El ser humano como un ser trágicamente manchado

     Voy a comenzar aventurando una hipótesis: en los relatos contemporáneos, el sentimiento de culpa aparece casi siempre bajo el símbolo de la mancha, es decir, es presentado de una forma arcaica. Esta manera de experimentar la culpa, muy extendida en una cultura de raíces puritanas, tan aficionada a los detergentes y a la ropa blanca, trae consigo inquietantes consecuencias. Para ilustrar, y espero que también para demostrar, esta afirmación, recurriré a una película con un título significativo: Sin perdón, de Clint Eastwood (1991).


     El supuesto héroe, ya veremos si se le puede calificar así, de Sin perdón se llama William Munny. Él fue un pistolero, asesino peligroso, borracho de mal carácter, capaz de matar a un hombre casi sin motivo. Once años atrás se casó, inexplicablemente, con una mujer angelical que le cambió la vida, y ahora es un pacífico granjero que cuida de sus dos hijos. Desde que ella murió hace tres años, él persevera en el bien por fidelidad a la memoria de su mujer, y por sus hijos. Pero la mancha del pasado (o más en concreto, de su mal carácter) sigue en él. De hecho, Munny entra en escena cuidando unos cerdos enfermos, manchado de inmundicia, cayendo una y otra vez en el fango. Un día, un joven pistolero viene a buscarle (representando la voz del pasado) para que se asocie con él con el fin de eliminar a dos vaqueros y así cobrar una importante recompensa.


     Munny y su joven socio acaban matando a sangre fría a los dos vaqueros. Pero la escalada de violencia no se detiene, y Munny, llevado por su carácter y por el afán de vengar la muerte de un amigo, un tercero al que él mismo ha metido en el negocio, acaba matando al sheriff y a sus ayudantes, y alguno que otro más que pasaba por allí. Durante toda la película, él ha procurado olvidar su pasado, se repite a sí mismo que este será su último trabajo de pistolero, que lo hace para costear la educación de sus hijos, y afirma una y otra vez que él ya no es el de antes. Pero al final, el joven pistolero, arrepentido de las muertes, se marcha dejándole toda la recompensa, y le acusa de que continúa siendo el mismo asesino de siempre.


     Nos encontramos aquí con todo el simbolismo de la mancha. La mancha se experimenta como algo real, externo, que infecta y contamina por contacto.

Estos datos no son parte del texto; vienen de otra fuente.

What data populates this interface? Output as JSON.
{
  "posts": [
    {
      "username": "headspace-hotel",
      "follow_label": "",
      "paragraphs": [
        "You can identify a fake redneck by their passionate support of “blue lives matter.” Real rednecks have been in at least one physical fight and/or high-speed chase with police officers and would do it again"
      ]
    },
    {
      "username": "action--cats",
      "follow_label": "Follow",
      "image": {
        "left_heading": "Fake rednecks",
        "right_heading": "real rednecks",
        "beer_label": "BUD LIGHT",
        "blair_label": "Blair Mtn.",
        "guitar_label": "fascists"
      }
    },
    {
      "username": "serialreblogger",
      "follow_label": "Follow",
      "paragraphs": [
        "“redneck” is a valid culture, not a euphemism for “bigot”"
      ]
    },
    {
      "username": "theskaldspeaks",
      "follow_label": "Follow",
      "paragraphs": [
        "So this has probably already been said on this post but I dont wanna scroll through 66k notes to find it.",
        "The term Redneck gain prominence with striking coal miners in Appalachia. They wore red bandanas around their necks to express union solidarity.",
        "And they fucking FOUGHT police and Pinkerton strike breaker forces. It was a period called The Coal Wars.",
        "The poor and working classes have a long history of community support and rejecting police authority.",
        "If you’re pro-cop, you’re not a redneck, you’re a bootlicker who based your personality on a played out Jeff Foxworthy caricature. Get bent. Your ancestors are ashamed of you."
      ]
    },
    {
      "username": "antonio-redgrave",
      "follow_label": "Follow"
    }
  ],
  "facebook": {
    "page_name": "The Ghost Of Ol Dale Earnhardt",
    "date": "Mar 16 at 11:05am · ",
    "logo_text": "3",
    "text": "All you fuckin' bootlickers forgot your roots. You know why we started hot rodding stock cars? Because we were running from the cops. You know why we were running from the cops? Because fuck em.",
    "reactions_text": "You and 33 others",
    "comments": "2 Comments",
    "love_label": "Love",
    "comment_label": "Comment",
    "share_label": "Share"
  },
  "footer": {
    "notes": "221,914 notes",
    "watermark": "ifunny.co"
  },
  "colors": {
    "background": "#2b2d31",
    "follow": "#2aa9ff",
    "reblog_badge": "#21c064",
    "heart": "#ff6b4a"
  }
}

Munny siempre está sucio y manchado, se cae una y otra vez del caballo, cree que todo lo malo que le sucede es un castigo por sus crueldades (hasta los animales le rechazan), y ni la misma lluvia torrencial es capaz de lavado. Esa mancha parece imborrable: su mal carácter sigue estando ahí, sólo la bondad de su mujer lo mantuvo a raya durante unos años.


     Ante la mancha, se experimenta un terror: el terror a ser reprobado, marginado como impuro. Es el miedo que él siente ante la memoria de su mujer. Pero la mancha no es algo que se queda sólo en la persona: es algo que mancha todo lo que le rodea. De alguna manera, el ser humano es un factor contaminante (afirmación tan presente en el ecologismo) que introduce un desorden en el mundo y genera tristeza. Todo se va corrompiendo alrededor (en el fondo, él ha sido el causante de la muerte de su amigo), y todo intento de restablecer el orden perdido no hace más que empeorar la situación.

Diversas fórmulas para el lavado

     El gesto por el que se quita una mancha es el del lavado. Puede consistir en un lavado ritual, aunque con un sentido religioso muy ambiguo -como en O’Brother-; o en una purga psíquica que alivie la angustia de la mancha. Son lavados con una fuerte carga emotiva. Se busca salir fuera de sí, de la propia piel, para abandonar la mancha y sentirse limpio. A veces se trata de un baño en agua o de lluvia, otras de un baño de música (Alta fidelidad) o un baño de sangre (Uno de los nuestros) o de fuego, un baño sexual, o una elemental purga fisiológica, una terapia psiquiátrica, o la droga... Todos ellos con un afán de alienación más que de evasión, porque lo que se persigue es una sensación de salud física y psíquica que aporte una engañosa sensación de dominio sobre sí mismo. Y junto a esto, otro rito muy socorrido es el de traspasar la mancha a otro: el chivo expiatorio, que por alguna circunstancia concentra y carga con la culpa de los demás.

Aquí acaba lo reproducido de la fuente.